Ojciec chciał dać synowi na imię "Carrefour". Takiej reakcji sklepu się nie spodziewał
Niektórzy rodzice są niezwykle pomysłowi. Zamiast nadać dziecku ładne, ale nieco oklepane imię (w końcu co druga dziewczynka to Zuzia, Zosia albo Lena, co drugi chłopczyk – Kubuś, Jaś, Piotruś), stawiają na oryginalność. Był już Jeronimo Martin, teraz przyszedł czas na... Carrefour.
Jeden z fanów sieci pozwolił sobie na rozbrajającą szczerość. Napisał w komentarzu, że urodził mu się syn i zapytał, czy jeśli da mu na imię Carrefour, dostanie w zamian "bujany fotel ogrodowy" lub "paczkę kaszanki firmy Sokołów". Żart? Z pewnością, jednak administrator strony stanął na wysokości zadania i pogratulował świeżo upieczonemu ojcu.
Mężczyzna nie ustępował, podziękował za gratulacje i raz jeszcze zapytał, co z wymarzonym prezentem. Takiej odpowiedzi raczej się nie spodziewał. "Wolelibyśmy, żebyś nie dawał synkowi na imię Carrefour.

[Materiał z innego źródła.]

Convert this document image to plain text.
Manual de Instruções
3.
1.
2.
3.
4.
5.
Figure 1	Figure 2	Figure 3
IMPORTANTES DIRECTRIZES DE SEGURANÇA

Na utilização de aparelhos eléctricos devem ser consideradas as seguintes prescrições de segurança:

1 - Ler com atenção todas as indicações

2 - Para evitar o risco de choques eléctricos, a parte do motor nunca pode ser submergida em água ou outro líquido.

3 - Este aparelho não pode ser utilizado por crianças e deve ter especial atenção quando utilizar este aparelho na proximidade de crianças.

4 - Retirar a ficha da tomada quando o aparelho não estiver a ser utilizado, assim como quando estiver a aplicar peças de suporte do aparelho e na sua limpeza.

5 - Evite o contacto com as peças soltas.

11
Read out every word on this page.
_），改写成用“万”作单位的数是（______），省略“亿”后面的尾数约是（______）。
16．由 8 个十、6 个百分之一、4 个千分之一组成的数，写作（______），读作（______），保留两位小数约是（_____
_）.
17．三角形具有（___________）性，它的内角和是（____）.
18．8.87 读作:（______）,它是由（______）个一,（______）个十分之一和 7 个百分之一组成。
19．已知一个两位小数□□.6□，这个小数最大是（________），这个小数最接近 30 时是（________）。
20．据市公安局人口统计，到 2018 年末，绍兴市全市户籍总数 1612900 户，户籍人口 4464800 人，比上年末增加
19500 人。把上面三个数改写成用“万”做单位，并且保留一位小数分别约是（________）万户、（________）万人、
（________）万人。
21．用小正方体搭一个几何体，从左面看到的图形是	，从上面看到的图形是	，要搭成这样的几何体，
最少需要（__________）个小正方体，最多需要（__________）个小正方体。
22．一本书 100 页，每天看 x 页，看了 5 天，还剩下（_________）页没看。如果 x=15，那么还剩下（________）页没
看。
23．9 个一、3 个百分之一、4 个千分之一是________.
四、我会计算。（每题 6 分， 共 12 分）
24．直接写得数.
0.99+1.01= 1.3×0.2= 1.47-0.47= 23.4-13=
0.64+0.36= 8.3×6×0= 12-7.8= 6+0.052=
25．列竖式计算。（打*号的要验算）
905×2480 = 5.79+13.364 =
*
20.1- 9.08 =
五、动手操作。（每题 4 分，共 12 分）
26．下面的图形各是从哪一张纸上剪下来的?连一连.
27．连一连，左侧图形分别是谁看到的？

Ale jeśli dasz mu na imię Janusz albo Adam, albo Napoleon (może być na drugie), z przyjemnością prześlemy Ci tyle kaszanki z Sokołowa, ile waży potomek, a i dla syna coś się znajdzie" – czytamy w odpowiedzi.
Facebook/Carrefour Polska
Zwróciliśmy się do przedstawicieli sieci sklepów Carrefour Polska z prośbą o komentarz i opisanie, jak skończyła się historia młodego taty i Adama. Nie otrzymaliśmy jeszcze odpowiedzi.
Musicie przyznać – nawet jeśli "świeżo upieczony tata" to tak naprawdę zwykły żartowniś, reakcja Carrefour zasługuje na oklaski. W końcu w dzisiejszym świecie dobry kontakt z klientem w mediach społecznościowych to część sukcesu. A dać dziecku na imię Carrefour... to rzeczywiście nie najlepszy pomysł.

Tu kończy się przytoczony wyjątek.